Still feeling a lack of responsiveness from law enforcement, she finally contacted Kyle Bristow, the attorney who helped Lindsay, who served her ex-boyfriend with papers on January 14, 2017.
"He immediately texted me, 'I'd like to talk.' I told him any communication has to go through my attorney. He's manipulative and I can't trust him," Samantha said.
Samantha and Bristow are seeking a minimum of $25,000 in damages and an injunctive relief, where the ex-boyfriend will have to destroy the video, all copies, and never distribute any images of it again, or go to jail.
"I want a clear message sent to him, his friends, anyone, I'm not messing around," Samantha said. While monetary damages would be helpful – "It's embarrassing to ask family members for money to pay for an attorney for a sex tape" – what she most wants is for the sex tape, and any and all copies and images to be completely gone.
"I want it to be over. I'm a recent college graduate; I have student loans, and I don't want this to affect my career. I've had mental health issues from this, panic attacks – it all adds up," Samantha disclosed. "He was my first serious relationship."

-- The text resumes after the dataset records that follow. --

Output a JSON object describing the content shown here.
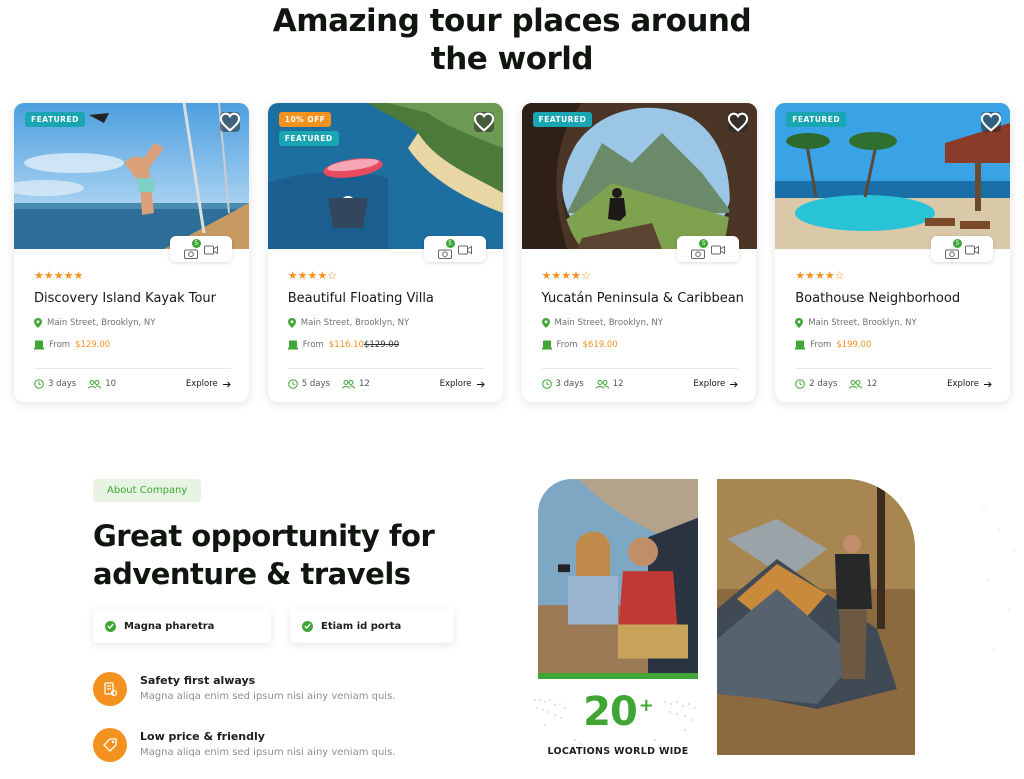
{
  "headline": {
    "line1": "Amazing tour places around",
    "line2": "the world"
  },
  "tours": [
    {
      "badges": [
        "FEATURED"
      ],
      "stars": "★★★★★",
      "title": "Discovery Island Kayak Tour",
      "location": "Main Street, Brooklyn, NY",
      "price_prefix": "From",
      "price": "$129.00",
      "old_price": "",
      "duration": "3 days",
      "people": "10",
      "explore": "Explore",
      "media_count": "5"
    },
    {
      "badges": [
        "10% OFF",
        "FEATURED"
      ],
      "stars": "★★★★☆",
      "title": "Beautiful Floating Villa",
      "location": "Main Street, Brooklyn, NY",
      "price_prefix": "From",
      "price": "$116.10",
      "old_price": "$129.00",
      "duration": "5 days",
      "people": "12",
      "explore": "Explore",
      "media_count": "5"
    },
    {
      "badges": [
        "FEATURED"
      ],
      "stars": "★★★★☆",
      "title": "Yucatán Peninsula & Caribbean",
      "location": "Main Street, Brooklyn, NY",
      "price_prefix": "From",
      "price": "$619.00",
      "old_price": "",
      "duration": "3 days",
      "people": "12",
      "explore": "Explore",
      "media_count": "5"
    },
    {
      "badges": [
        "FEATURED"
      ],
      "stars": "★★★★☆",
      "title": "Boathouse Neighborhood",
      "location": "Main Street, Brooklyn, NY",
      "price_prefix": "From",
      "price": "$199.00",
      "old_price": "",
      "duration": "2 days",
      "people": "12",
      "explore": "Explore",
      "media_count": "5"
    }
  ],
  "about": {
    "tag": "About Company",
    "heading_line1": "Great opportunity for",
    "heading_line2": "adventure & travels",
    "pills": [
      "Magna pharetra",
      "Etiam id porta"
    ],
    "features": [
      {
        "title": "Safety first always",
        "desc": "Magna aliqa enim sed ipsum nisi ainy veniam quis.",
        "icon": "safety-icon"
      },
      {
        "title": "Low price & friendly",
        "desc": "Magna aliqa enim sed ipsum nisi ainy veniam quis.",
        "icon": "price-tag-icon"
      }
    ],
    "stat_number": "20",
    "stat_suffix": "+",
    "stat_label": "LOCATIONS WORLD WIDE"
  },
  "colors": {
    "accent": "#3fa535",
    "orange": "#f3921f",
    "teal": "#1aa5b2"
  }
}
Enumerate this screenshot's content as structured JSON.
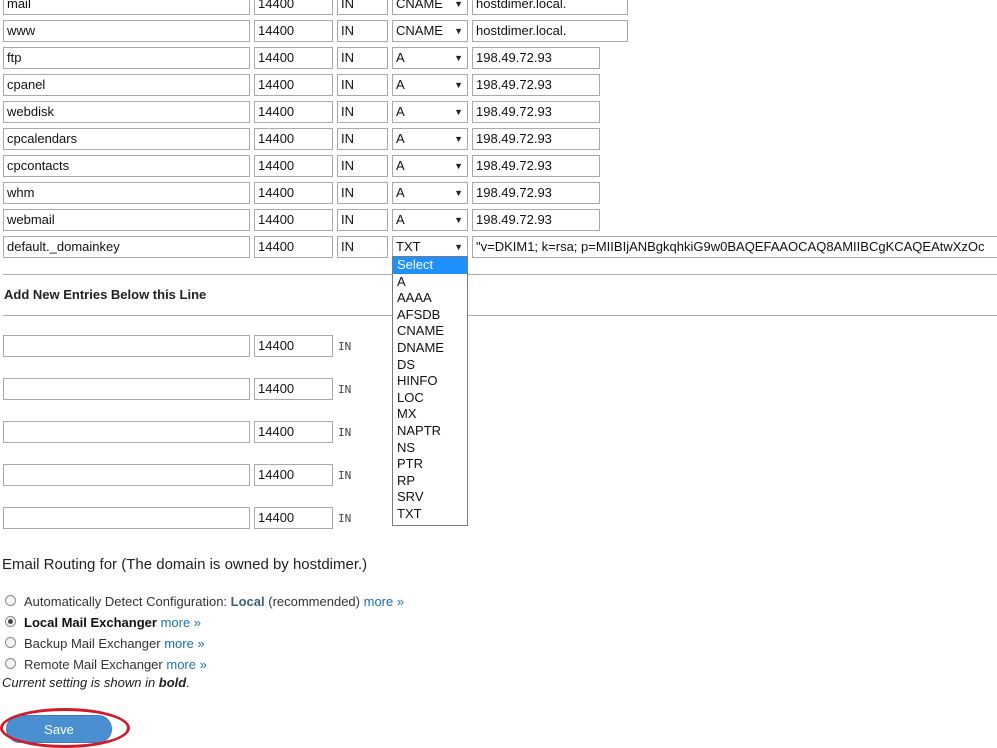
{
  "records": [
    {
      "name": "mail",
      "ttl": "14400",
      "class": "IN",
      "type": "CNAME",
      "value": "hostdimer.local."
    },
    {
      "name": "www",
      "ttl": "14400",
      "class": "IN",
      "type": "CNAME",
      "value": "hostdimer.local."
    },
    {
      "name": "ftp",
      "ttl": "14400",
      "class": "IN",
      "type": "A",
      "value": "198.49.72.93"
    },
    {
      "name": "cpanel",
      "ttl": "14400",
      "class": "IN",
      "type": "A",
      "value": "198.49.72.93"
    },
    {
      "name": "webdisk",
      "ttl": "14400",
      "class": "IN",
      "type": "A",
      "value": "198.49.72.93"
    },
    {
      "name": "cpcalendars",
      "ttl": "14400",
      "class": "IN",
      "type": "A",
      "value": "198.49.72.93"
    },
    {
      "name": "cpcontacts",
      "ttl": "14400",
      "class": "IN",
      "type": "A",
      "value": "198.49.72.93"
    },
    {
      "name": "whm",
      "ttl": "14400",
      "class": "IN",
      "type": "A",
      "value": "198.49.72.93"
    },
    {
      "name": "webmail",
      "ttl": "14400",
      "class": "IN",
      "type": "A",
      "value": "198.49.72.93"
    },
    {
      "name": "default._domainkey",
      "ttl": "14400",
      "class": "IN",
      "type": "TXT",
      "value": "\"v=DKIM1; k=rsa; p=MIIBIjANBgkqhkiG9w0BAQEFAAOCAQ8AMIIBCgKCAQEAtwXzOc"
    }
  ],
  "new_entries": {
    "heading": "Add New Entries Below this Line",
    "rows": [
      {
        "name": "",
        "ttl": "14400",
        "class": "IN"
      },
      {
        "name": "",
        "ttl": "14400",
        "class": "IN"
      },
      {
        "name": "",
        "ttl": "14400",
        "class": "IN"
      },
      {
        "name": "",
        "ttl": "14400",
        "class": "IN"
      },
      {
        "name": "",
        "ttl": "14400",
        "class": "IN"
      }
    ]
  },
  "type_dropdown": {
    "highlighted": "Select",
    "options": [
      "Select",
      "A",
      "AAAA",
      "AFSDB",
      "CNAME",
      "DNAME",
      "DS",
      "HINFO",
      "LOC",
      "MX",
      "NAPTR",
      "NS",
      "PTR",
      "RP",
      "SRV",
      "TXT"
    ]
  },
  "email_routing": {
    "title": "Email Routing for (The domain is owned by hostdimer.)",
    "options": [
      {
        "label": "Automatically Detect Configuration: ",
        "detected": "Local",
        "suffix": " (recommended)",
        "more": "more »",
        "checked": false,
        "bold": false
      },
      {
        "label": "Local Mail Exchanger",
        "more": "more »",
        "checked": true,
        "bold": true
      },
      {
        "label": "Backup Mail Exchanger",
        "more": "more »",
        "checked": false,
        "bold": false
      },
      {
        "label": "Remote Mail Exchanger",
        "more": "more »",
        "checked": false,
        "bold": false
      }
    ],
    "note_prefix": "Current setting is shown in ",
    "note_bold": "bold",
    "note_suffix": "."
  },
  "save_label": "Save",
  "colors": {
    "accent": "#4a90d0",
    "link": "#1a6fb3",
    "highlight": "#1e90ff",
    "ring": "#d21a2a"
  }
}
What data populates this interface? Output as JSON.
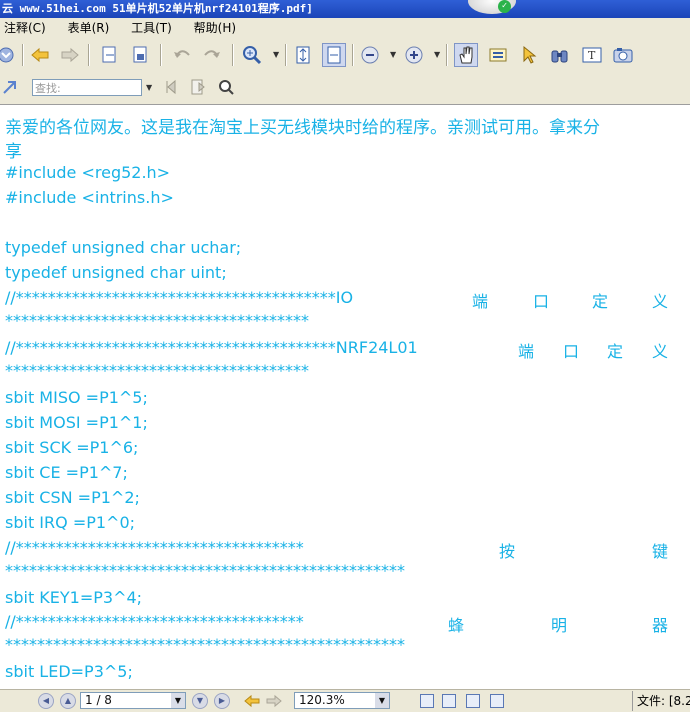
{
  "window": {
    "title": "云 www.51hei.com 51单片机52单片机nrf24101程序.pdf]"
  },
  "menu": {
    "items": [
      "注释(C)",
      "表单(R)",
      "工具(T)",
      "帮助(H)"
    ]
  },
  "toolbar2": {
    "find_placeholder": "查找:"
  },
  "document": {
    "intro_line1": "亲爱的各位网友。这是我在淘宝上买无线模块时给的程序。亲测试可用。拿来分",
    "intro_line2": "享",
    "include1": "#include <reg52.h>",
    "include2": "#include <intrins.h>",
    "typedef1": "typedef unsigned char uchar;",
    "typedef2": "typedef unsigned char uint;",
    "io_comment_prefix": "//****************************************IO",
    "io_comment_words": [
      "端",
      "口",
      "定",
      "义"
    ],
    "stars_38": "**************************************",
    "nrf_comment_prefix": "//****************************************NRF24L01",
    "nrf_comment_words": [
      "端",
      "口",
      "定",
      "义"
    ],
    "sbit_lines": [
      "sbit MISO     =P1^5;",
      "sbit MOSI     =P1^1;",
      "sbit SCK        =P1^6;",
      "sbit CE          =P1^7;",
      "sbit CSN       =P1^2;",
      "sbit IRQ        =P1^0;"
    ],
    "key_comment_prefix": "//************************************",
    "key_comment_words": [
      "按",
      "键"
    ],
    "stars_50": "**************************************************",
    "key_line": "sbit KEY1=P3^4;",
    "buzzer_comment_prefix": "//************************************",
    "buzzer_comment_words": [
      "蜂",
      "明",
      "器"
    ],
    "led_line": "sbit LED=P3^5;"
  },
  "status": {
    "page": "1 / 8",
    "zoom": "120.3%",
    "file_label": "文件: [8.2"
  },
  "colors": {
    "text": "#19b2e6",
    "titlebar": "#1b45b8",
    "chrome": "#ece9d8"
  }
}
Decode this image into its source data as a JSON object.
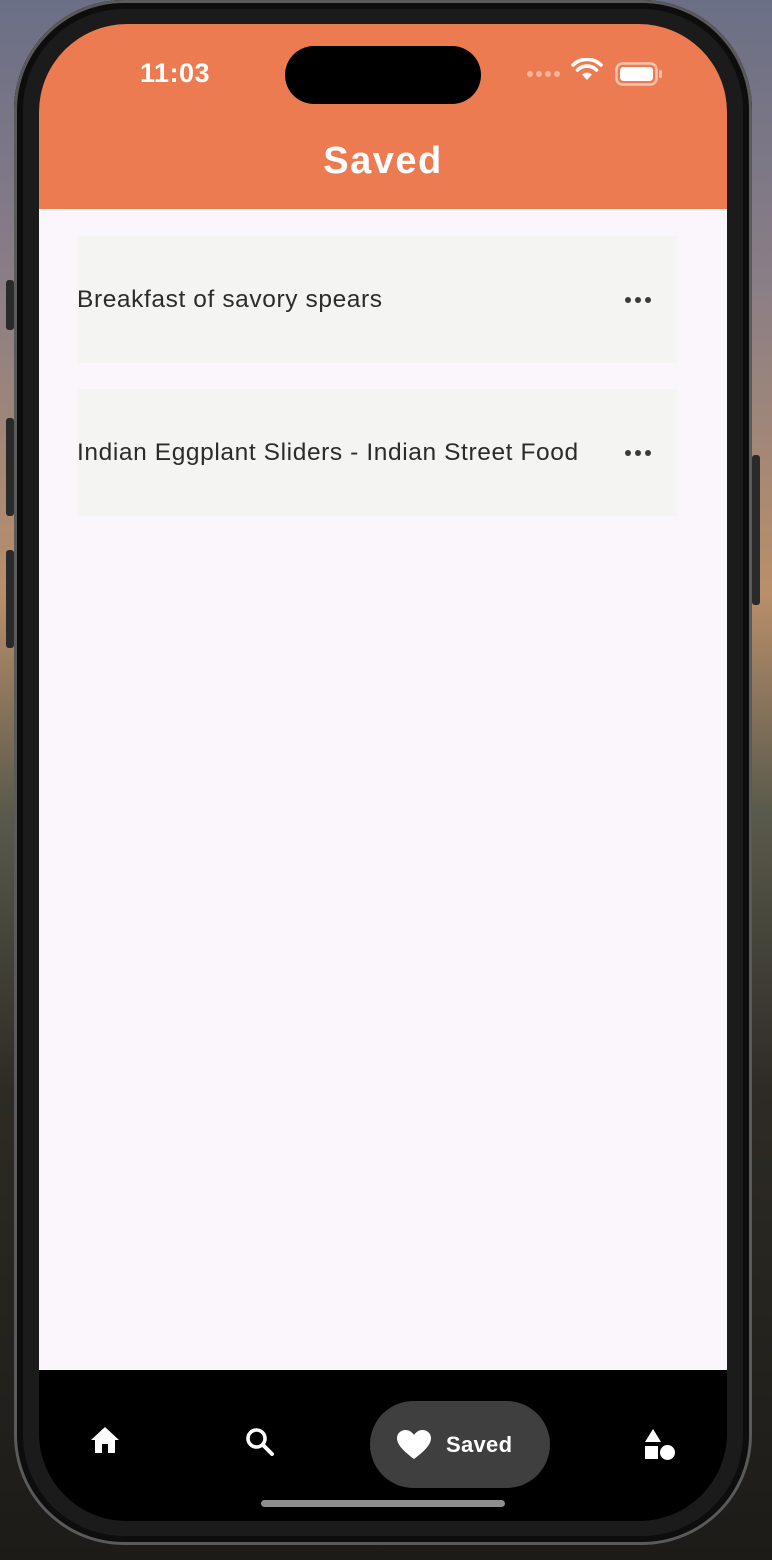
{
  "status_bar": {
    "time": "11:03"
  },
  "header": {
    "title": "Saved"
  },
  "saved_items": [
    {
      "title": "Breakfast of savory spears"
    },
    {
      "title": "Indian Eggplant Sliders - Indian Street Food"
    }
  ],
  "bottom_nav": {
    "items": [
      {
        "icon": "home-icon"
      },
      {
        "icon": "search-icon"
      },
      {
        "icon": "heart-icon",
        "label": "Saved",
        "active": true
      },
      {
        "icon": "shapes-icon"
      }
    ]
  },
  "colors": {
    "accent": "#ed7b51",
    "content_bg": "#faf6fb",
    "card_bg": "#f4f4f3",
    "nav_bg": "#000000",
    "nav_active_pill": "#3f3f3f"
  }
}
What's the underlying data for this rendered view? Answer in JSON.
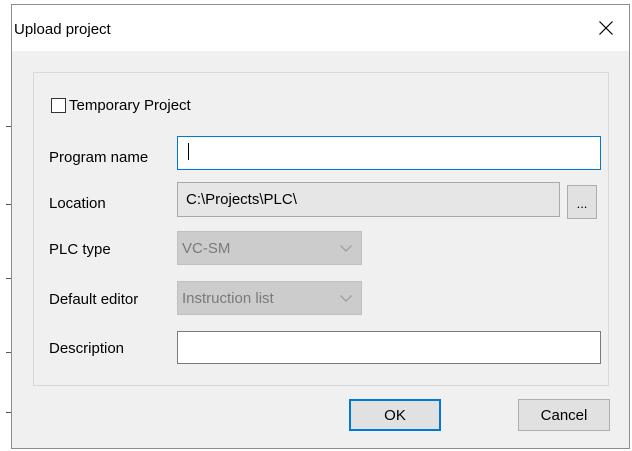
{
  "dialog": {
    "title": "Upload project",
    "close_icon": "close-icon"
  },
  "form": {
    "temporary_project": {
      "label": "Temporary Project",
      "checked": false
    },
    "program_name": {
      "label": "Program name",
      "value": ""
    },
    "location": {
      "label": "Location",
      "value": "C:\\Projects\\PLC\\",
      "browse_label": "..."
    },
    "plc_type": {
      "label": "PLC type",
      "value": "VC-SM"
    },
    "default_editor": {
      "label": "Default editor",
      "value": "Instruction list"
    },
    "description": {
      "label": "Description",
      "value": ""
    }
  },
  "buttons": {
    "ok_label": "OK",
    "cancel_label": "Cancel"
  },
  "colors": {
    "focus_accent": "#0078d7",
    "dialog_background": "#f0f0f0",
    "disabled_field": "#cccccc"
  }
}
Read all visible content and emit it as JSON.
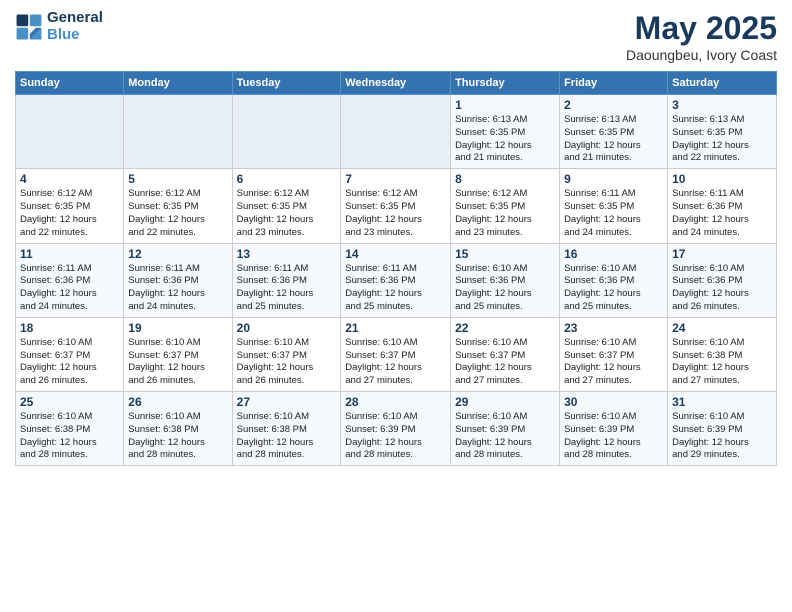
{
  "header": {
    "logo_line1": "General",
    "logo_line2": "Blue",
    "month_year": "May 2025",
    "location": "Daoungbeu, Ivory Coast"
  },
  "weekdays": [
    "Sunday",
    "Monday",
    "Tuesday",
    "Wednesday",
    "Thursday",
    "Friday",
    "Saturday"
  ],
  "weeks": [
    [
      {
        "day": "",
        "detail": ""
      },
      {
        "day": "",
        "detail": ""
      },
      {
        "day": "",
        "detail": ""
      },
      {
        "day": "",
        "detail": ""
      },
      {
        "day": "1",
        "detail": "Sunrise: 6:13 AM\nSunset: 6:35 PM\nDaylight: 12 hours\nand 21 minutes."
      },
      {
        "day": "2",
        "detail": "Sunrise: 6:13 AM\nSunset: 6:35 PM\nDaylight: 12 hours\nand 21 minutes."
      },
      {
        "day": "3",
        "detail": "Sunrise: 6:13 AM\nSunset: 6:35 PM\nDaylight: 12 hours\nand 22 minutes."
      }
    ],
    [
      {
        "day": "4",
        "detail": "Sunrise: 6:12 AM\nSunset: 6:35 PM\nDaylight: 12 hours\nand 22 minutes."
      },
      {
        "day": "5",
        "detail": "Sunrise: 6:12 AM\nSunset: 6:35 PM\nDaylight: 12 hours\nand 22 minutes."
      },
      {
        "day": "6",
        "detail": "Sunrise: 6:12 AM\nSunset: 6:35 PM\nDaylight: 12 hours\nand 23 minutes."
      },
      {
        "day": "7",
        "detail": "Sunrise: 6:12 AM\nSunset: 6:35 PM\nDaylight: 12 hours\nand 23 minutes."
      },
      {
        "day": "8",
        "detail": "Sunrise: 6:12 AM\nSunset: 6:35 PM\nDaylight: 12 hours\nand 23 minutes."
      },
      {
        "day": "9",
        "detail": "Sunrise: 6:11 AM\nSunset: 6:35 PM\nDaylight: 12 hours\nand 24 minutes."
      },
      {
        "day": "10",
        "detail": "Sunrise: 6:11 AM\nSunset: 6:36 PM\nDaylight: 12 hours\nand 24 minutes."
      }
    ],
    [
      {
        "day": "11",
        "detail": "Sunrise: 6:11 AM\nSunset: 6:36 PM\nDaylight: 12 hours\nand 24 minutes."
      },
      {
        "day": "12",
        "detail": "Sunrise: 6:11 AM\nSunset: 6:36 PM\nDaylight: 12 hours\nand 24 minutes."
      },
      {
        "day": "13",
        "detail": "Sunrise: 6:11 AM\nSunset: 6:36 PM\nDaylight: 12 hours\nand 25 minutes."
      },
      {
        "day": "14",
        "detail": "Sunrise: 6:11 AM\nSunset: 6:36 PM\nDaylight: 12 hours\nand 25 minutes."
      },
      {
        "day": "15",
        "detail": "Sunrise: 6:10 AM\nSunset: 6:36 PM\nDaylight: 12 hours\nand 25 minutes."
      },
      {
        "day": "16",
        "detail": "Sunrise: 6:10 AM\nSunset: 6:36 PM\nDaylight: 12 hours\nand 25 minutes."
      },
      {
        "day": "17",
        "detail": "Sunrise: 6:10 AM\nSunset: 6:36 PM\nDaylight: 12 hours\nand 26 minutes."
      }
    ],
    [
      {
        "day": "18",
        "detail": "Sunrise: 6:10 AM\nSunset: 6:37 PM\nDaylight: 12 hours\nand 26 minutes."
      },
      {
        "day": "19",
        "detail": "Sunrise: 6:10 AM\nSunset: 6:37 PM\nDaylight: 12 hours\nand 26 minutes."
      },
      {
        "day": "20",
        "detail": "Sunrise: 6:10 AM\nSunset: 6:37 PM\nDaylight: 12 hours\nand 26 minutes."
      },
      {
        "day": "21",
        "detail": "Sunrise: 6:10 AM\nSunset: 6:37 PM\nDaylight: 12 hours\nand 27 minutes."
      },
      {
        "day": "22",
        "detail": "Sunrise: 6:10 AM\nSunset: 6:37 PM\nDaylight: 12 hours\nand 27 minutes."
      },
      {
        "day": "23",
        "detail": "Sunrise: 6:10 AM\nSunset: 6:37 PM\nDaylight: 12 hours\nand 27 minutes."
      },
      {
        "day": "24",
        "detail": "Sunrise: 6:10 AM\nSunset: 6:38 PM\nDaylight: 12 hours\nand 27 minutes."
      }
    ],
    [
      {
        "day": "25",
        "detail": "Sunrise: 6:10 AM\nSunset: 6:38 PM\nDaylight: 12 hours\nand 28 minutes."
      },
      {
        "day": "26",
        "detail": "Sunrise: 6:10 AM\nSunset: 6:38 PM\nDaylight: 12 hours\nand 28 minutes."
      },
      {
        "day": "27",
        "detail": "Sunrise: 6:10 AM\nSunset: 6:38 PM\nDaylight: 12 hours\nand 28 minutes."
      },
      {
        "day": "28",
        "detail": "Sunrise: 6:10 AM\nSunset: 6:39 PM\nDaylight: 12 hours\nand 28 minutes."
      },
      {
        "day": "29",
        "detail": "Sunrise: 6:10 AM\nSunset: 6:39 PM\nDaylight: 12 hours\nand 28 minutes."
      },
      {
        "day": "30",
        "detail": "Sunrise: 6:10 AM\nSunset: 6:39 PM\nDaylight: 12 hours\nand 28 minutes."
      },
      {
        "day": "31",
        "detail": "Sunrise: 6:10 AM\nSunset: 6:39 PM\nDaylight: 12 hours\nand 29 minutes."
      }
    ]
  ]
}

Clearly, the optimum way to combat revenge porn is to never take a nude photograph, or have one taken. But that is not reality for many people. D'Amico said a more effective outcome begins with education, to continue to teach kids how quickly information can be spread.
"You can't tell them not to take these photos. The ones at fault aren't the ones who created the photographs, but the ones who share them or distribute them without permission," she emphasized. "You have to stop blaming the victim, and focus on who the bad actors are."